Learn to skate participants

Many people in the PEI town faced barriers to participation due to the cost and transportation arrangements, Hartley says. The Building Inclusion: A Learn to Roller Skate Initiative reduced those barriers through access to loaner equipment, free programming, volunteer carpooling, and other travel supports.

“A good setup cost for roller derby or skating equipment can cost as much as $300,” Hartley explains, adding that the program’s volunteer carpooling and other travel supports helped participants overcome barriers to transportation.  “There was one participant who lives 50 km away from Charlottetown, and we found a way to include them.”

Hartley adds that the 12-week program engaged female and gender diverse youth aged 11 to 17 – many of whom are 2SLGBTQQIA+ and can benefit from sports in a safe and friendly environment.

“In society, there’s two genders – you’re either on the girls team, or the boys team. But our program was different, and celebrated gender diversity. It also allowed participants to engage with other youth, and build their self-confidence,” she says. “This program has helped them overcome challenges, like learning to skate. This teaches them that they can overcome other challenges in their life. Many of our participants were very timid on their first night, and eight weeks later, they’re getting their skates on and just ripping around and trying new things. It’s been really great to see that progression.”

Hartley adds that the program’s participants also developed a passion for sports and recreation throughout the program.

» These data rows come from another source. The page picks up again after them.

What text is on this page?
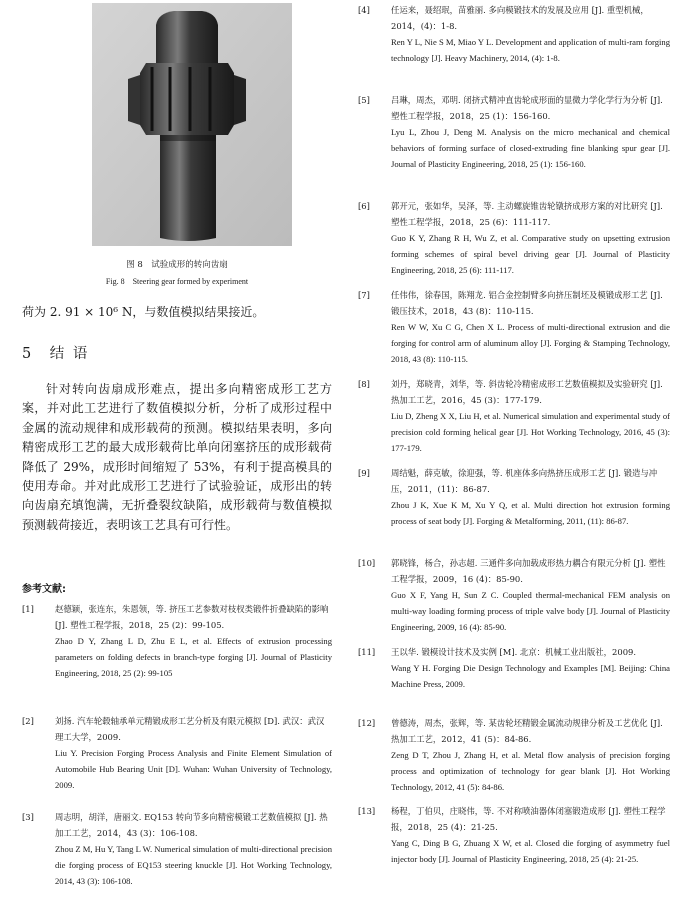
图 8　试验成形的转向齿扇
Fig. 8　Steering gear formed by experiment
荷为 2. 91 × 10⁶ N，与数值模拟结果接近。
5　结 语

针对转向齿扇成形难点，提出多向精密成形工艺方案，并对此工艺进行了数值模拟分析，分析了成形过程中金属的流动规律和成形载荷的预测。模拟结果表明，多向精密成形工艺的最大成形载荷比单向闭塞挤压的成形载荷降低了 29%，成形时间缩短了 53%，有利于提高模具的使用寿命。并对此成形工艺进行了试验验证，成形出的转向齿扇充填饱满，无折叠裂纹缺陷，成形载荷与数值模拟预测载荷接近，表明该工艺具有可行性。

参考文献:
[1]	赵德颖，张连东，朱恩领，等. 挤压工艺参数对枝杈类锻件折叠缺陷的影响 [J]. 塑性工程学报，2018，25 (2)：99-105.
Zhao D Y, Zhang L D, Zhu E L, et al. Effects of extrusion processing parameters on folding defects in branch-type forging [J]. Journal of Plasticity Engineering, 2018, 25 (2): 99-105
[2]	刘扬. 汽车轮毂轴承单元精锻成形工艺分析及有限元模拟 [D]. 武汉：武汉理工大学，2009.
Liu Y. Precision Forging Process Analysis and Finite Element Simulation of Automobile Hub Bearing Unit [D]. Wuhan: Wuhan University of Technology, 2009.
[3]	周志明，胡洋，唐丽文. EQ153 转向节多向精密模锻工艺数值模拟 [J]. 热加工工艺，2014，43 (3)：106-108.
Zhou Z M, Hu Y, Tang L W. Numerical simulation of multi-directional precision die forging process of EQ153 steering knuckle [J]. Hot Working Technology, 2014, 43 (3): 106-108.
[4]	任运来，聂绍珉，苗雅丽. 多向模锻技术的发展及应用 [J]. 重型机械，2014，(4)：1-8.
Ren Y L, Nie S M, Miao Y L. Development and application of multi-ram forging technology [J]. Heavy Machinery, 2014, (4): 1-8.
[5]	吕琳，周杰，邓明. 闭挤式精冲直齿轮成形面的显微力学化学行为分析 [J]. 塑性工程学报，2018，25 (1)：156-160.
Lyu L, Zhou J, Deng M. Analysis on the micro mechanical and chemical behaviors of forming surface of closed-extruding fine blanking spur gear [J]. Journal of Plasticity Engineering, 2018, 25 (1): 156-160.
[6]	郭开元，张如华，吴泽，等. 主动螺旋锥齿轮镦挤成形方案的对比研究 [J]. 塑性工程学报，2018，25 (6)：111-117.
Guo K Y, Zhang R H, Wu Z, et al. Comparative study on upsetting extrusion forming schemes of spiral bevel driving gear [J]. Journal of Plasticity Engineering, 2018, 25 (6): 111-117.
[7]	任伟伟，徐春国，陈翔龙. 铝合金控制臂多向挤压制坯及模锻成形工艺 [J]. 锻压技术，2018，43 (8)：110-115.
Ren W W, Xu C G, Chen X L. Process of multi-directional extrusion and die forging for control arm of aluminum alloy [J]. Forging & Stamping Technology, 2018, 43 (8): 110-115.
[8]	刘丹，郑晓青，刘华，等. 斜齿轮冷精密成形工艺数值模拟及实验研究 [J]. 热加工工艺，2016，45 (3)：177-179.
Liu D, Zheng X X, Liu H, et al. Numerical simulation and experimental study of precision cold forming helical gear [J]. Hot Working Technology, 2016, 45 (3): 177-179.
[9]	周结魁，薛克敏，徐迎强，等. 机座体多向热挤压成形工艺 [J]. 锻造与冲压，2011，(11)：86-87.
Zhou J K, Xue K M, Xu Y Q, et al. Multi direction hot extrusion forming process of seat body [J]. Forging & Metalforming, 2011, (11): 86-87.
[10]	郭晓锋，杨合，孙志超. 三通件多向加载成形热力耦合有限元分析 [J]. 塑性工程学报，2009，16 (4)：85-90.
Guo X F, Yang H, Sun Z C. Coupled thermal-mechanical FEM analysis on multi-way loading forming process of triple valve body [J]. Journal of Plasticity Engineering, 2009, 16 (4): 85-90.
[11]	王以华. 锻模设计技术及实例 [M]. 北京：机械工业出版社，2009.
Wang Y H. Forging Die Design Technology and Examples [M]. Beijing: China Machine Press, 2009.
[12]	曾德涛，周杰，张辉，等. 某齿轮坯精锻金属流动规律分析及工艺优化 [J]. 热加工工艺，2012，41 (5)：84-86.
Zeng D T, Zhou J, Zhang H, et al. Metal flow analysis of precision forging process and optimization of technology for gear blank [J]. Hot Working Technology, 2012, 41 (5): 84-86.
[13]	杨程，丁伯贝，庄晓伟，等. 不对称喷油器体闭塞锻造成形 [J]. 塑性工程学报，2018，25 (4)：21-25.
Yang C, Ding B G, Zhuang X W, et al. Closed die forging of asymmetry fuel injector body [J]. Journal of Plasticity Engineering, 2018, 25 (4): 21-25.
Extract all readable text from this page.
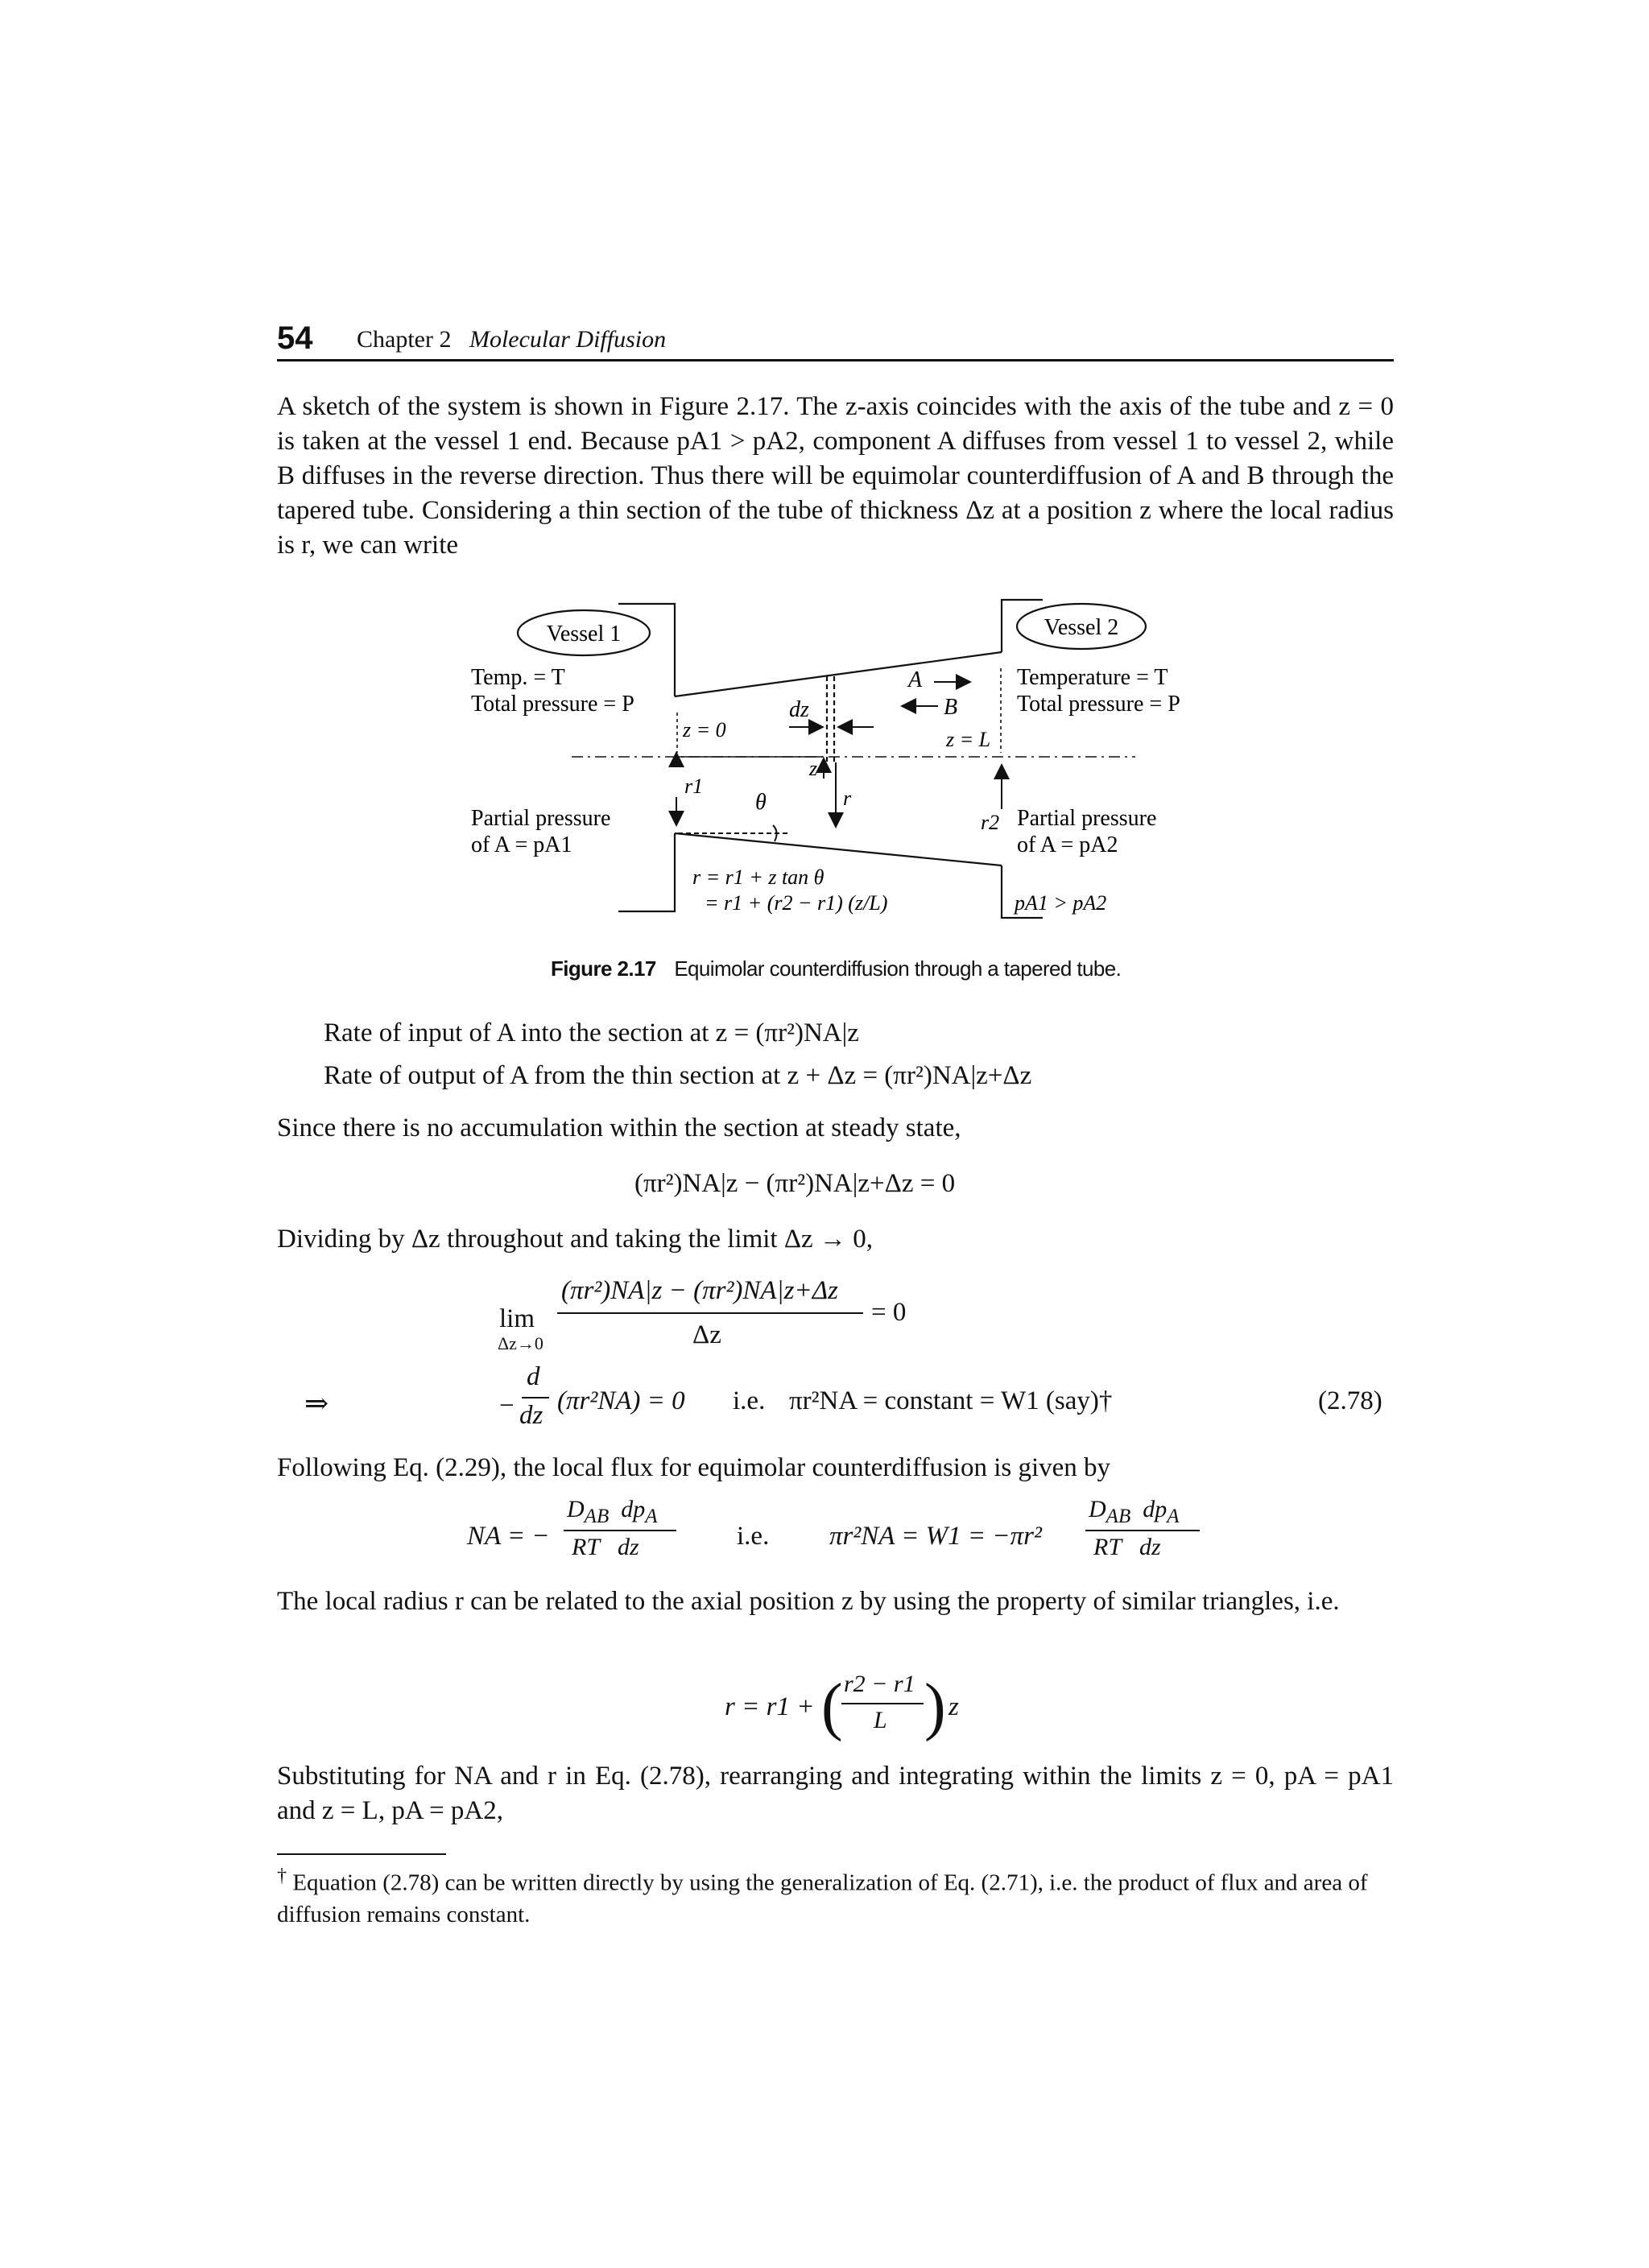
54 Chapter 2 Molecular Diffusion

A sketch of the system is shown in Figure 2.17. The z-axis coincides with the axis of the tube and z = 0 is taken at the vessel 1 end. Because pA1 > pA2, component A diffuses from vessel 1 to vessel 2, while B diffuses in the reverse direction. Thus there will be equimolar counterdiffusion of A and B through the tapered tube. Considering a thin section of the tube of thickness Δz at a position z where the local radius is r, we can write

Vessel 1	Vessel 2
Temp. = T
Total pressure = P
Partial pressure
of A = pA1
Temperature = T
Total pressure = P
Partial pressure
of A = pA2
pA1 > pA2
z = 0	z = L
dz
z
r
r1
r2
θ
A
B
r = r1 + z tan θ
= r1 + (r2 − r1) (z/L)
Figure 2.17 Equimolar counterdiffusion through a tapered tube.
Rate of input of A into the section at z = (πr²)NA|z
Rate of output of A from the thin section at z + Δz = (πr²)NA|z+Δz
Since there is no accumulation within the section at steady state,
(πr²)NA|z − (πr²)NA|z+Δz = 0
Dividing by Δz throughout and taking the limit Δz → 0,
lim
Δz→0
(πr²)NA|z − (πr²)NA|z+Δz
Δz
= 0
⇒	−
d
dz (πr²NA) = 0 i.e. πr²NA = constant = W1 (say)†	(2.78)
Following Eq. (2.29), the local flux for equimolar counterdiffusion is given by
NA = −
$D_{AB}$  $dp_A$
RT   dz	i.e. πr²NA = W1 = −πr²
$D_{AB}$  $dp_A$
RT   dz

The local radius r can be related to the axial position z by using the property of similar triangles, i.e.

r = r1 + ( r2 − r1
L ) z

Substituting for NA and r in Eq. (2.78), rearranging and integrating within the limits z = 0, pA = pA1 and z = L, pA = pA2,

† Equation (2.78) can be written directly by using the generalization of Eq. (2.71), i.e. the product of flux and area of diffusion remains constant.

“It’s all about building a lifelong love of recreation, by developing skills and confidence to enjoy sports and physical activity throughout life,” she says.

Hartley says she is “doubtful” the program would have run without funding – especially since the organization has faced financial challenges post-pandemic.

“If we had been able to run it, we wouldn’t have had nearly the number of participants which really contributed to its success,” she says, adding the project attracted 12 participants. “The more people you have, the better it is.”